It’s tournament time in college basketball, which means that arenas across the country are full of serious fans, johnny-come-latelys, and the occasional NBA scout. In fact, the Kentucky Wildcats, who just went undefeated in the regular season, are routinely attracting 20 or more NBA scouts to their games.
The scouts don’t attend games to watch great basketball, however. They attend to watch great players–players who could someday fill their own teams’ rosters. They know that the clock is ticking for their teams, that even players like LeBron James and Kevin Durant are living on borrowed time. Today’s superstars are tomorrow’s coaches, color commentators, and ad pitchmen.

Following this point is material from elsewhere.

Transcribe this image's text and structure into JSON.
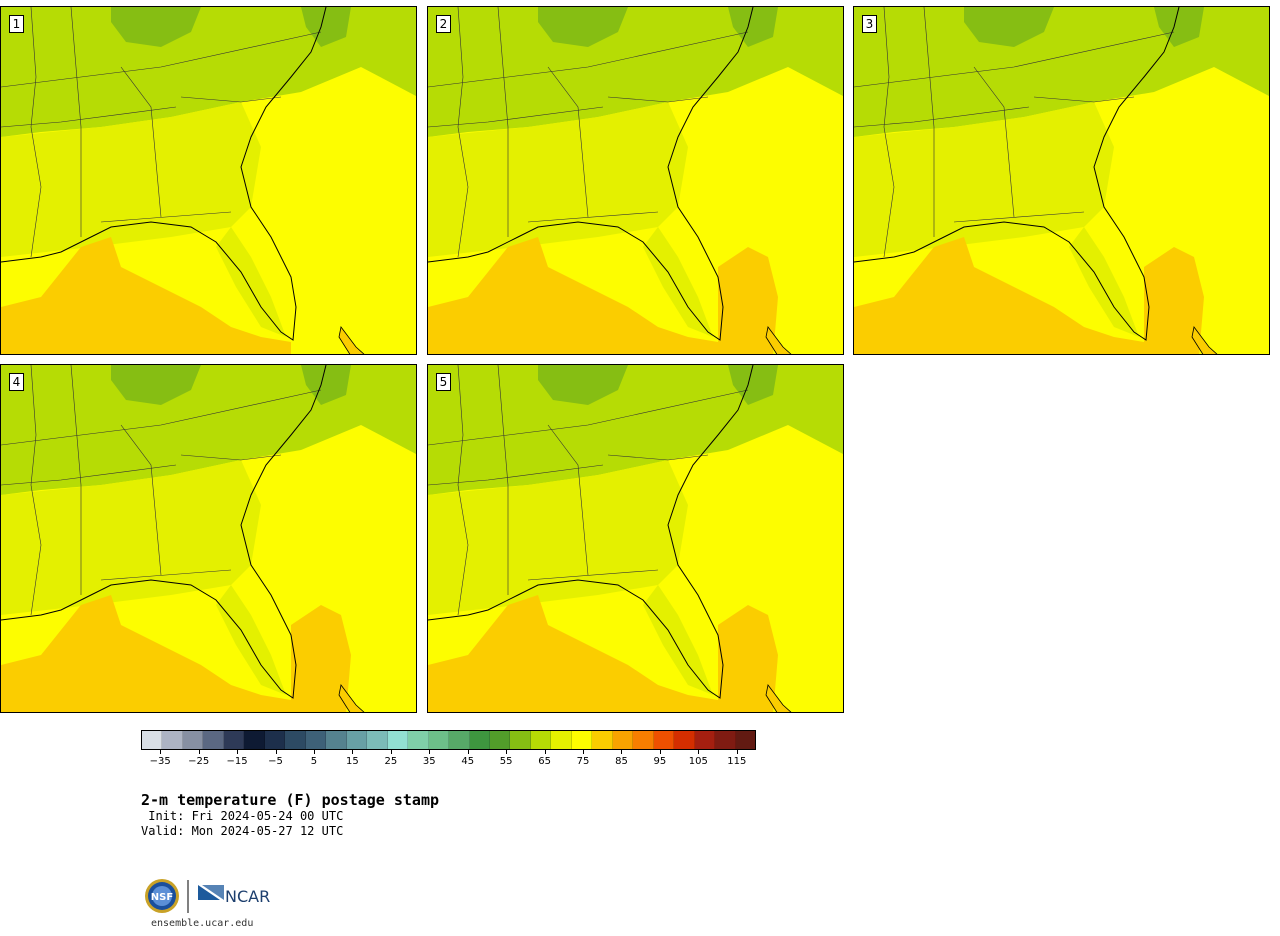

Of course, college coaches do the same thing. When they’re not prowling the sidelines at their own games, they’re watching high-school and AAU games, looking for the next freshman phenom. The clock is ticking even faster for them, since each player has just four years of eligibility and many turn pro even quicker. Lose the recruiting battle this year, and you could lose your job next.
The stakes aren’t quite as high for you and me, but scouting (lowercase) is just as vital to success in Scouting (uppercase). Your Scouts have, at most, seven years of eligibility, so you need to constantly recruit if you want your troop to survive.
That means being visible in your district. It means supplying volunteers to Cub Scout events like pinewood derbies. It means assigning den chiefs to Webelos dens. It means empowering your Scouts to invite friends. It means advertising your troop in your chartered organization and community. And, most of all, it means providing a program that will attract tomorrow’s Scouting superstars.
Don’t be the troop with no scouts. If you do, you’ll soon be the troop with no Scouts. And a troop with no Scouts is no troop at all.